The common thread in this issue is language. This is not only a basic tool in health care but also in ethics. One of the fundamental components of health care is communication. Health care provider and health care receiver are continuously interacting. Concerns and complaints are expressed through linguistic means. Recommendations, explanations and reassurances are provided. It is important to understand how language is functioning in these healthcare interactions, because it expresses different kinds of knowledge and values. Øystein Ringstad presents the results of his studies into how concepts are expressed in interactions between patients and practitioners. Language is also important for ethics. Basic notions such as ‘autonomy’ and ‘dignity’ are often used but it is not always clear what they exactly mean and how different people interpret them. Hans Morten Haugen analyses the notions of autonomy, dignity and vulnerability. He points out that bioethics is not only an academic discourse using these notions as guiding principles to solve ethical dilemmas. Bioethics also is public debate and policy-making, using the same notions as human rights principles to guide public policies. This interconnection in bioethics between applied ethics and human rights will be elaborated in the Thematic Section in this issue of the journal.

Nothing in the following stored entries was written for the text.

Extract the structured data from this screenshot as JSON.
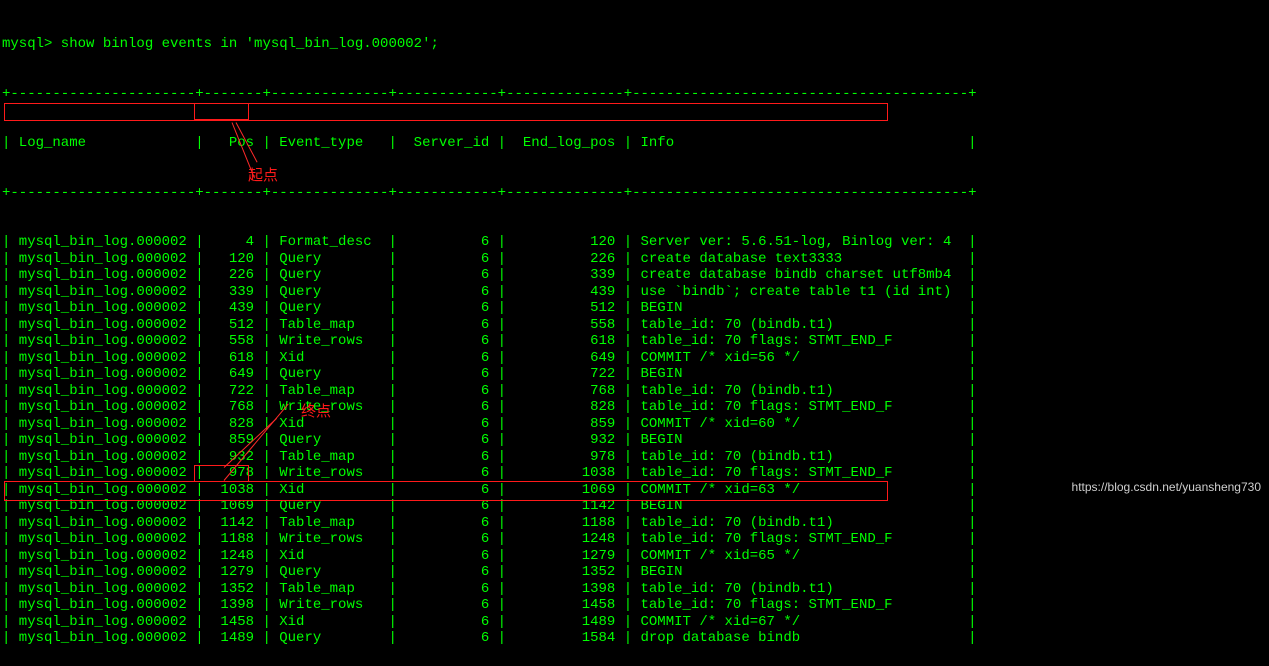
{
  "prompt_line": "mysql> show binlog events in 'mysql_bin_log.000002';",
  "header": {
    "log_name": "Log_name",
    "pos": "Pos",
    "event_type": "Event_type",
    "server_id": "Server_id",
    "end_log_pos": "End_log_pos",
    "info": "Info"
  },
  "rows": [
    {
      "log_name": "mysql_bin_log.000002",
      "pos": "4",
      "event_type": "Format_desc",
      "server_id": "6",
      "end_log_pos": "120",
      "info": "Server ver: 5.6.51-log, Binlog ver: 4"
    },
    {
      "log_name": "mysql_bin_log.000002",
      "pos": "120",
      "event_type": "Query",
      "server_id": "6",
      "end_log_pos": "226",
      "info": "create database text3333"
    },
    {
      "log_name": "mysql_bin_log.000002",
      "pos": "226",
      "event_type": "Query",
      "server_id": "6",
      "end_log_pos": "339",
      "info": "create database bindb charset utf8mb4"
    },
    {
      "log_name": "mysql_bin_log.000002",
      "pos": "339",
      "event_type": "Query",
      "server_id": "6",
      "end_log_pos": "439",
      "info": "use `bindb`; create table t1 (id int)"
    },
    {
      "log_name": "mysql_bin_log.000002",
      "pos": "439",
      "event_type": "Query",
      "server_id": "6",
      "end_log_pos": "512",
      "info": "BEGIN"
    },
    {
      "log_name": "mysql_bin_log.000002",
      "pos": "512",
      "event_type": "Table_map",
      "server_id": "6",
      "end_log_pos": "558",
      "info": "table_id: 70 (bindb.t1)"
    },
    {
      "log_name": "mysql_bin_log.000002",
      "pos": "558",
      "event_type": "Write_rows",
      "server_id": "6",
      "end_log_pos": "618",
      "info": "table_id: 70 flags: STMT_END_F"
    },
    {
      "log_name": "mysql_bin_log.000002",
      "pos": "618",
      "event_type": "Xid",
      "server_id": "6",
      "end_log_pos": "649",
      "info": "COMMIT /* xid=56 */"
    },
    {
      "log_name": "mysql_bin_log.000002",
      "pos": "649",
      "event_type": "Query",
      "server_id": "6",
      "end_log_pos": "722",
      "info": "BEGIN"
    },
    {
      "log_name": "mysql_bin_log.000002",
      "pos": "722",
      "event_type": "Table_map",
      "server_id": "6",
      "end_log_pos": "768",
      "info": "table_id: 70 (bindb.t1)"
    },
    {
      "log_name": "mysql_bin_log.000002",
      "pos": "768",
      "event_type": "Write_rows",
      "server_id": "6",
      "end_log_pos": "828",
      "info": "table_id: 70 flags: STMT_END_F"
    },
    {
      "log_name": "mysql_bin_log.000002",
      "pos": "828",
      "event_type": "Xid",
      "server_id": "6",
      "end_log_pos": "859",
      "info": "COMMIT /* xid=60 */"
    },
    {
      "log_name": "mysql_bin_log.000002",
      "pos": "859",
      "event_type": "Query",
      "server_id": "6",
      "end_log_pos": "932",
      "info": "BEGIN"
    },
    {
      "log_name": "mysql_bin_log.000002",
      "pos": "932",
      "event_type": "Table_map",
      "server_id": "6",
      "end_log_pos": "978",
      "info": "table_id: 70 (bindb.t1)"
    },
    {
      "log_name": "mysql_bin_log.000002",
      "pos": "978",
      "event_type": "Write_rows",
      "server_id": "6",
      "end_log_pos": "1038",
      "info": "table_id: 70 flags: STMT_END_F"
    },
    {
      "log_name": "mysql_bin_log.000002",
      "pos": "1038",
      "event_type": "Xid",
      "server_id": "6",
      "end_log_pos": "1069",
      "info": "COMMIT /* xid=63 */"
    },
    {
      "log_name": "mysql_bin_log.000002",
      "pos": "1069",
      "event_type": "Query",
      "server_id": "6",
      "end_log_pos": "1142",
      "info": "BEGIN"
    },
    {
      "log_name": "mysql_bin_log.000002",
      "pos": "1142",
      "event_type": "Table_map",
      "server_id": "6",
      "end_log_pos": "1188",
      "info": "table_id: 70 (bindb.t1)"
    },
    {
      "log_name": "mysql_bin_log.000002",
      "pos": "1188",
      "event_type": "Write_rows",
      "server_id": "6",
      "end_log_pos": "1248",
      "info": "table_id: 70 flags: STMT_END_F"
    },
    {
      "log_name": "mysql_bin_log.000002",
      "pos": "1248",
      "event_type": "Xid",
      "server_id": "6",
      "end_log_pos": "1279",
      "info": "COMMIT /* xid=65 */"
    },
    {
      "log_name": "mysql_bin_log.000002",
      "pos": "1279",
      "event_type": "Query",
      "server_id": "6",
      "end_log_pos": "1352",
      "info": "BEGIN"
    },
    {
      "log_name": "mysql_bin_log.000002",
      "pos": "1352",
      "event_type": "Table_map",
      "server_id": "6",
      "end_log_pos": "1398",
      "info": "table_id: 70 (bindb.t1)"
    },
    {
      "log_name": "mysql_bin_log.000002",
      "pos": "1398",
      "event_type": "Write_rows",
      "server_id": "6",
      "end_log_pos": "1458",
      "info": "table_id: 70 flags: STMT_END_F"
    },
    {
      "log_name": "mysql_bin_log.000002",
      "pos": "1458",
      "event_type": "Xid",
      "server_id": "6",
      "end_log_pos": "1489",
      "info": "COMMIT /* xid=67 */"
    },
    {
      "log_name": "mysql_bin_log.000002",
      "pos": "1489",
      "event_type": "Query",
      "server_id": "6",
      "end_log_pos": "1584",
      "info": "drop database bindb"
    }
  ],
  "annotations": {
    "start": "起点",
    "end": "终点"
  },
  "watermark": "https://blog.csdn.net/yuansheng730"
}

Communication, and therefore language competencies, is especially important in chronic illness when the autonomy of the person is more and more under threat. In such conditions, as shown in the article of Moser et al., patients will need responsive relationships with support and shared responsibility. Individual autonomy is also a basic notion in the field of acute care. It is particularly problematic in the field of parental living kidney donation. How can there be a free and informed choice when parents are strongly committed to provide the best for their children? This moral imperative is demonstrated in the study of Kristin Zeiler and others. Narrative analysis of parents’ stories clearly shows that parents should donate, so that the language of free choice is not appropriate anymore. For parents, it is ‘natural’ to donate since parents have the obligation to put the needs of their child above everything else. Donating is a matter of non-choice. These findings complicate the discourse of autonomy that usually underlies the ethical justification of living donation. From a Hippocratic perspective living donation is already difficult to justify (since potential harm to the donor cannot be avoided).

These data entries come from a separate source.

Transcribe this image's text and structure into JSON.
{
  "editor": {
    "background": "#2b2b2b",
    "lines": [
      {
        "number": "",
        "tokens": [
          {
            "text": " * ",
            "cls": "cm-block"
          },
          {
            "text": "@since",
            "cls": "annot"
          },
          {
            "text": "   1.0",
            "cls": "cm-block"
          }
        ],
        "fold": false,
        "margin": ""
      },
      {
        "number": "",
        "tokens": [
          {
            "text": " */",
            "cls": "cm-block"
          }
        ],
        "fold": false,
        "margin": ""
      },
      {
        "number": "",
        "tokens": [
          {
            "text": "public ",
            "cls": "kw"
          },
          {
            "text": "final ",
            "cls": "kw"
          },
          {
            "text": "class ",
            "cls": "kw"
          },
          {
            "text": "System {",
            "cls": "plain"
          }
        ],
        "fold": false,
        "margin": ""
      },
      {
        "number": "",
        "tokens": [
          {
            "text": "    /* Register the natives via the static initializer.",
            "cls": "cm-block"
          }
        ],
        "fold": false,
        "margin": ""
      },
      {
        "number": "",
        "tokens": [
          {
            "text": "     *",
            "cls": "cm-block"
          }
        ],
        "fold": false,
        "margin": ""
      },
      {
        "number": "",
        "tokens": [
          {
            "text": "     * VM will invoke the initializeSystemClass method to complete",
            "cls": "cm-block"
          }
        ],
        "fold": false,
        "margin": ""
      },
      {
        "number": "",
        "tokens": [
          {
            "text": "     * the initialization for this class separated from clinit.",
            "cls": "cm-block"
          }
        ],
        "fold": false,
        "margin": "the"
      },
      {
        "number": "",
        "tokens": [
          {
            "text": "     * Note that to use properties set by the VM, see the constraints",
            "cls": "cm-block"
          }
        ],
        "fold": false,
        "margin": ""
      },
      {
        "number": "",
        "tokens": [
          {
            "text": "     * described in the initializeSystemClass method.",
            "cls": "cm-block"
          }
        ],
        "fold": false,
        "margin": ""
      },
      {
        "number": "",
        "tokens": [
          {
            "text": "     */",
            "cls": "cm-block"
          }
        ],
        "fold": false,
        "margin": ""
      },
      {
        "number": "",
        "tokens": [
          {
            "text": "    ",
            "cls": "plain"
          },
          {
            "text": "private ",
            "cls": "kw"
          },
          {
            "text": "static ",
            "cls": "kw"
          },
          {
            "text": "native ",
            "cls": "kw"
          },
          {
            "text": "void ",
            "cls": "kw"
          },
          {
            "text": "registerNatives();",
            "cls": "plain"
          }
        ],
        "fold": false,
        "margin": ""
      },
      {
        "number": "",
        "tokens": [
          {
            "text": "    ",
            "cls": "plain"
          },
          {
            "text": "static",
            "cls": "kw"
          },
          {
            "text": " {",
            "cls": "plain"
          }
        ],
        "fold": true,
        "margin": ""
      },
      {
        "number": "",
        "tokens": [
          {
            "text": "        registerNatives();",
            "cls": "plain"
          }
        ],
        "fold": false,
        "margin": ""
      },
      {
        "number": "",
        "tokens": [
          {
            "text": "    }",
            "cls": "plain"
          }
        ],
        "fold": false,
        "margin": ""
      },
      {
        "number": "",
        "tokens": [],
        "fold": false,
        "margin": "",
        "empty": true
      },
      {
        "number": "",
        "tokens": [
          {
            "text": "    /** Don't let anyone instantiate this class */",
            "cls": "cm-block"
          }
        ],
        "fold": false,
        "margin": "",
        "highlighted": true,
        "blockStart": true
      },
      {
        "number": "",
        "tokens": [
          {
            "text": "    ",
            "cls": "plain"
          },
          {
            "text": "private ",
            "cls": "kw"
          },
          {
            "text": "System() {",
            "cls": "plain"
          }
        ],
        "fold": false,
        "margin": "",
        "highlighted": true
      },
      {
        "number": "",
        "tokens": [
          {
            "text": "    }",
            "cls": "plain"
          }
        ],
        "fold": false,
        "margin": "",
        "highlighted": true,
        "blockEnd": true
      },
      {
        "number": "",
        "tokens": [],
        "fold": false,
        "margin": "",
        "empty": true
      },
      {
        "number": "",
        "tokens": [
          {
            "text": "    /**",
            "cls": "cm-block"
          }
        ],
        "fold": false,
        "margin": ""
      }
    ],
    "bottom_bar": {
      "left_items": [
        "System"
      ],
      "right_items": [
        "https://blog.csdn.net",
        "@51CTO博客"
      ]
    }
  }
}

Finally, Kasper Lipper-Rasmussen and Sigurd Lauridsen discuss the issue of justice and allocation of healthcare resources. They focus on indirect, non-health effects of allocation, for example on the quality of life within society or the productivity of the workforce. They examine the principal objections against counting these effects. They conclude that indirect, non-health effects should be taken into account since health needs are related to other urgent needs such as employment, care and basic education.

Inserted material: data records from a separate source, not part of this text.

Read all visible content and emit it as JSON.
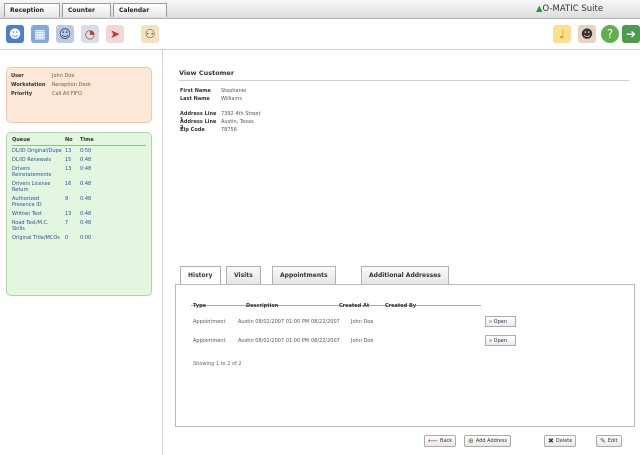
{
  "tabs": [
    {
      "label": "Reception"
    },
    {
      "label": "Counter"
    },
    {
      "label": "Calendar"
    }
  ],
  "brand": "O-MATIC Suite",
  "toolbar_left": [
    "customer-icon",
    "calculator-icon",
    "users-icon",
    "pie-chart-icon",
    "pushpin-icon",
    "people-icon"
  ],
  "toolbar_right": [
    "bell-icon",
    "user-status-icon",
    "help-icon",
    "logout-icon"
  ],
  "user": {
    "user_label": "User",
    "user_value": "John Doe",
    "workstation_label": "Workstation",
    "workstation_value": "Reception Desk",
    "priority_label": "Priority",
    "priority_value": "Call All FIFO"
  },
  "queue": {
    "headers": {
      "queue": "Queue",
      "no": "No",
      "time": "Time"
    },
    "rows": [
      {
        "name": "DL/ID Original/Dupe",
        "no": "13",
        "time": "0:50"
      },
      {
        "name": "DL/ID Renewals",
        "no": "15",
        "time": "0:48"
      },
      {
        "name": "Drivers Reinstatements",
        "no": "13",
        "time": "0:48"
      },
      {
        "name": "Drivers License Return",
        "no": "16",
        "time": "0:48"
      },
      {
        "name": "Authorized Presence ID",
        "no": "9",
        "time": "0:48"
      },
      {
        "name": "Written Test",
        "no": "13",
        "time": "0:48"
      },
      {
        "name": "Road Test/M.C. Skills",
        "no": "7",
        "time": "0:48"
      },
      {
        "name": "Original Title/MCOs",
        "no": "0",
        "time": "0:00"
      }
    ]
  },
  "customer": {
    "title": "View Customer",
    "first_name_label": "First Name",
    "first_name": "Stephanie",
    "last_name_label": "Last Name",
    "last_name": "Williams",
    "addr1_label": "Address Line 1",
    "addr1": "7392 4th Street",
    "addr2_label": "Address Line 2",
    "addr2": "Austin, Texas",
    "zip_label": "Zip Code",
    "zip": "78756"
  },
  "panel_tabs": [
    {
      "label": "History"
    },
    {
      "label": "Visits"
    },
    {
      "label": "Appointments"
    },
    {
      "label": "Additional Addresses"
    }
  ],
  "history": {
    "headers": {
      "type": "Type",
      "description": "Description",
      "created_at": "Created At",
      "created_by": "Created By"
    },
    "rows": [
      {
        "type": "Appointment",
        "description": "Austin 08/02/2007 01:00 PM",
        "created_at": "08/22/2007",
        "created_by": "John Doe",
        "action": "Open"
      },
      {
        "type": "Appointment",
        "description": "Austin 08/02/2007 01:00 PM",
        "created_at": "08/22/2007",
        "created_by": "John Doe",
        "action": "Open"
      }
    ],
    "showing": "Showing 1 to 2 of 2"
  },
  "actions": {
    "back": "Back",
    "add_address": "Add Address",
    "delete": "Delete",
    "edit": "Edit"
  }
}
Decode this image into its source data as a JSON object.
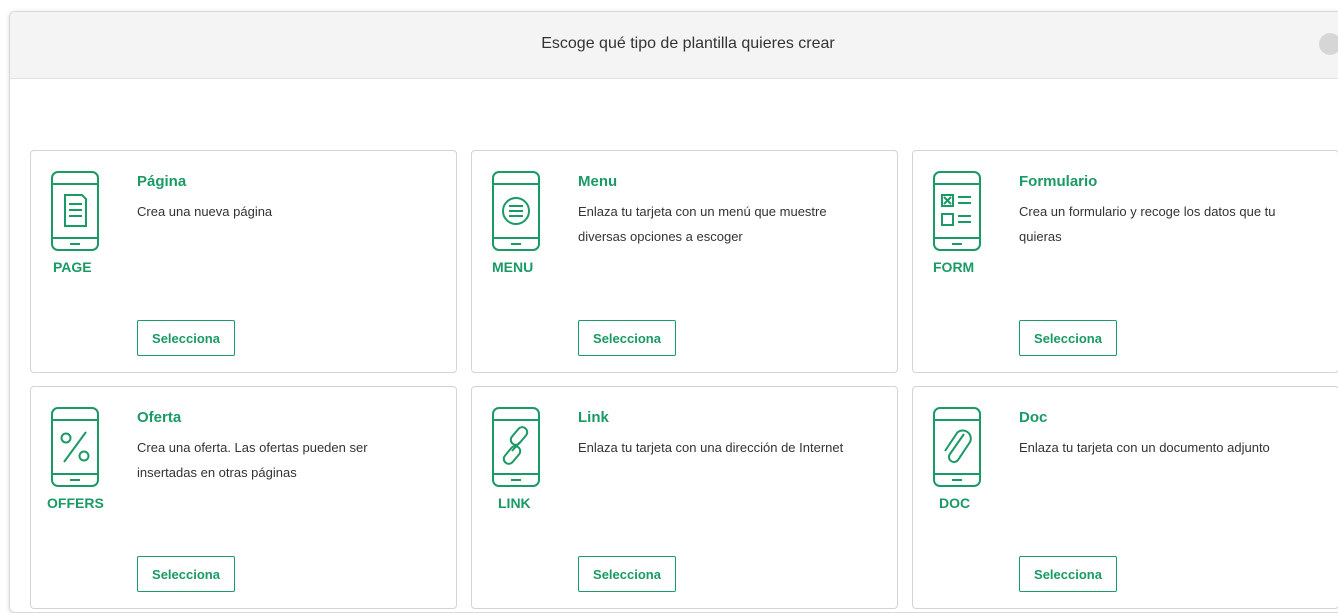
{
  "modal": {
    "title": "Escoge qué tipo de plantilla quieres crear"
  },
  "accent_color": "#1a9a64",
  "cards": [
    {
      "icon": "page-icon",
      "icon_label": "PAGE",
      "title": "Página",
      "description": "Crea una nueva página",
      "button": "Selecciona"
    },
    {
      "icon": "menu-icon",
      "icon_label": "MENU",
      "title": "Menu",
      "description": "Enlaza tu tarjeta con un menú que muestre diversas opciones a escoger",
      "button": "Selecciona"
    },
    {
      "icon": "form-icon",
      "icon_label": "FORM",
      "title": "Formulario",
      "description": "Crea un formulario y recoge los datos que tu quieras",
      "button": "Selecciona"
    },
    {
      "icon": "offers-icon",
      "icon_label": "OFFERS",
      "title": "Oferta",
      "description": "Crea una oferta. Las ofertas pueden ser insertadas en otras páginas",
      "button": "Selecciona"
    },
    {
      "icon": "link-icon",
      "icon_label": "LINK",
      "title": "Link",
      "description": "Enlaza tu tarjeta con una dirección de Internet",
      "button": "Selecciona"
    },
    {
      "icon": "doc-icon",
      "icon_label": "DOC",
      "title": "Doc",
      "description": "Enlaza tu tarjeta con un documento adjunto",
      "button": "Selecciona"
    }
  ]
}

The special section in this issue, “Medicine, Ethics and Human Rights” has been edited by Andreas Frewer and Markus Rothhaar. The contributions have been prepared by the Forum for Medicine and Human Rights in the University of Erlangen-Nuremberg. The city of Nuremberg considers itself as the ‘City of Human Rights’ to undo the dark episodes of the past. It has also been the location of the Nuremberg Code as one of the first international legal documents in the field of medical ethics. The contributions in this section clearly show the new stage in the development of global bioethics, with an increasing body of documents, guidelines, publications at the level of international law. The language of human rights is becoming the new language of bioethics.